Officials in San Francisco published a set of recommendations Thursday to ensure that the city’s ongoing work to develop its own gigabit speed fiber network doesn’t violate residents’ privacy rights and ensures equitable access to the internet.
San Francisco Mayor Mark Farrell, who chairs the city’s Blue Ribbon Panel on Municipal Fiber, released a report identifying key recommendations intended to thwart attempts by internet service providers to sell consumer data or compromise net neutrality principles. If adopted, the recommendations would enable the city’s network to enjoy some of highest internet consumer protections in the country.
The report arrives on the same day that the Federal Communications Commission announced its plan to repeal net neutrality rules, a decision that takes effect April 23 — despite lawsuits from state attorneys general and consumer rights groups.
“On the day the FCC is releasing its plan to repeal net neutrality and vital consumer protections, I am releasing San Francisco’s plan to fight back against this misguided move that will dismantle the Internet as we know it,” Farrell said in a statement offered to StateScoop.
To safeguard net neutrality and data privacy rights, the report says city ownership of the network is crucial. If the city operates the network, it can set and enforce rules on internet service providers that would lease the network and sell internet services to residents.

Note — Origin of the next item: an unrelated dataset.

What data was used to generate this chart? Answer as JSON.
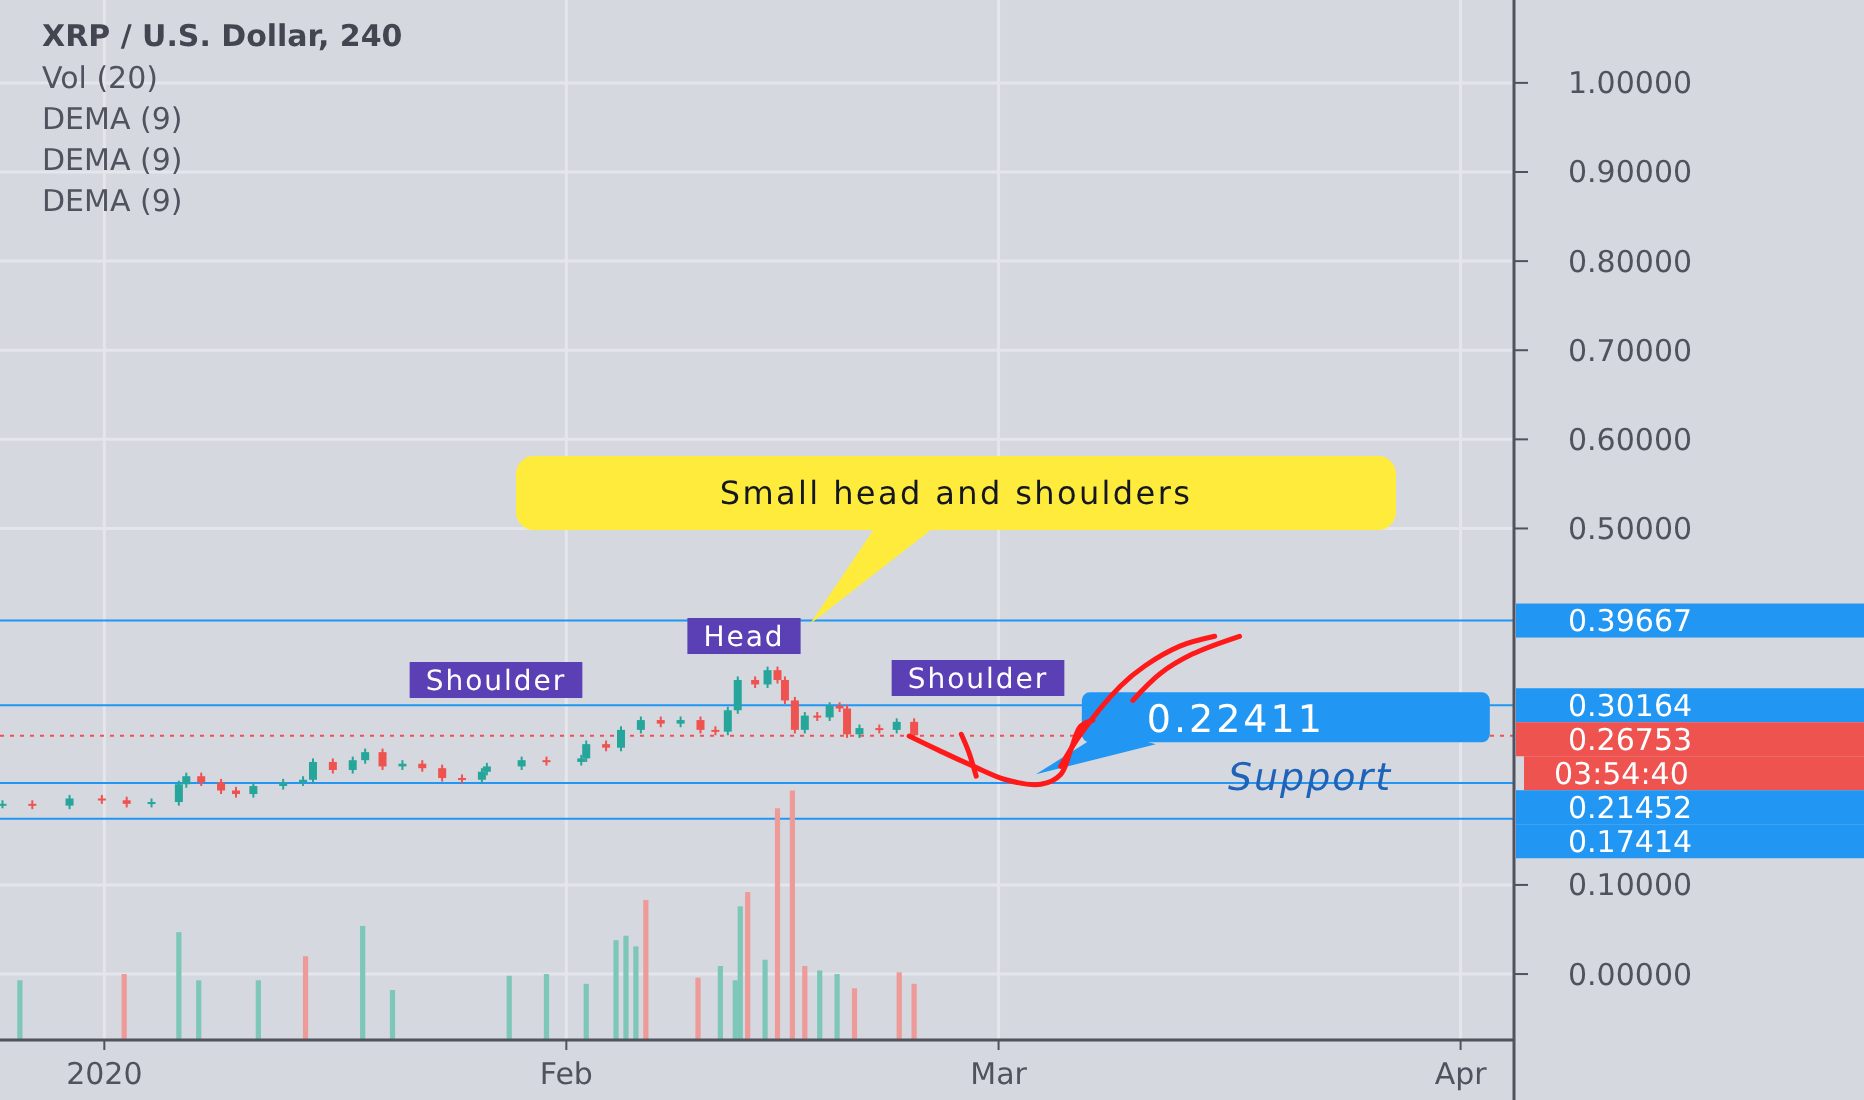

The report suggests three rules to protect net neutrality. One rule would prohibit ISPs from blocking certain particular sites, content, applications or devices. Another would prohibit throttling internet speeds. And another would ban any kind of paid prioritization in which an ISP could enable faster internet service for websites that are willing to pay a premium.
“ISPs should treat all data that travels over their networks fairly, without discrimination in favor of particular apps, sites, or services,” the report says. “This is the principle known as Net Neutrality, and it is a principle that must be upheld to protect the Internet’s role as a force for empowering its users rather than for consolidating power in the hands of private companies that own or operate the pipes.”
The city pointed to instances when companies had violated net neutrality, specifically calling out AT&T for blocking Apple’s FaceTime app in 2012 so it could charge more money for access, and it highlighted Comcast’s attempt to prevent peer-to-peer file sharing applications on its network in 2007.
Farrell said practices like those limit free speech and a fair online marketplace.
“San Francisco residents deserve and expect vital net neutrality, security, and privacy protections from Internet service providers using our citywide fiber network,” Farrell said. “San Francisco will be providing true choice for residents and businesses while ensuring ISPs adhere strictly to San Francisco values.”
To protect privacy, the report calls on the city to prohibit ISPs from using, disclosing, selling, or granting access to a users personal online information, unless that customer gives consent. The report adds that an ISP cannot refuse service or penalize a person if they do not give this consent.
The privacy rule is inspired by an inactive piece of state legislation, Assembly Bill 375, that would have prevented such actions by ISPs statewide. It was also a response to actions by the Trump administration in 2017 that repealed similar FCC privacy protections created under the Obama administration in 2016.
Going forward, the report advised for greater community involvement in regulating and governing the new gigabit network with participation from the mayor’s office and board of supervisors.
“When it comes to digital technology, the only constant is change, and the city and its residents will continually need to make new decisions about how the network will grow, how it will be used, what new technologies will or won’t be integrated into it,” the report observes.
The city is now looking for vendors who can build and maintain the gigabit network and expects to identify three to five companies by April 30. A contract to build and maintain the network is planned to last 15 years.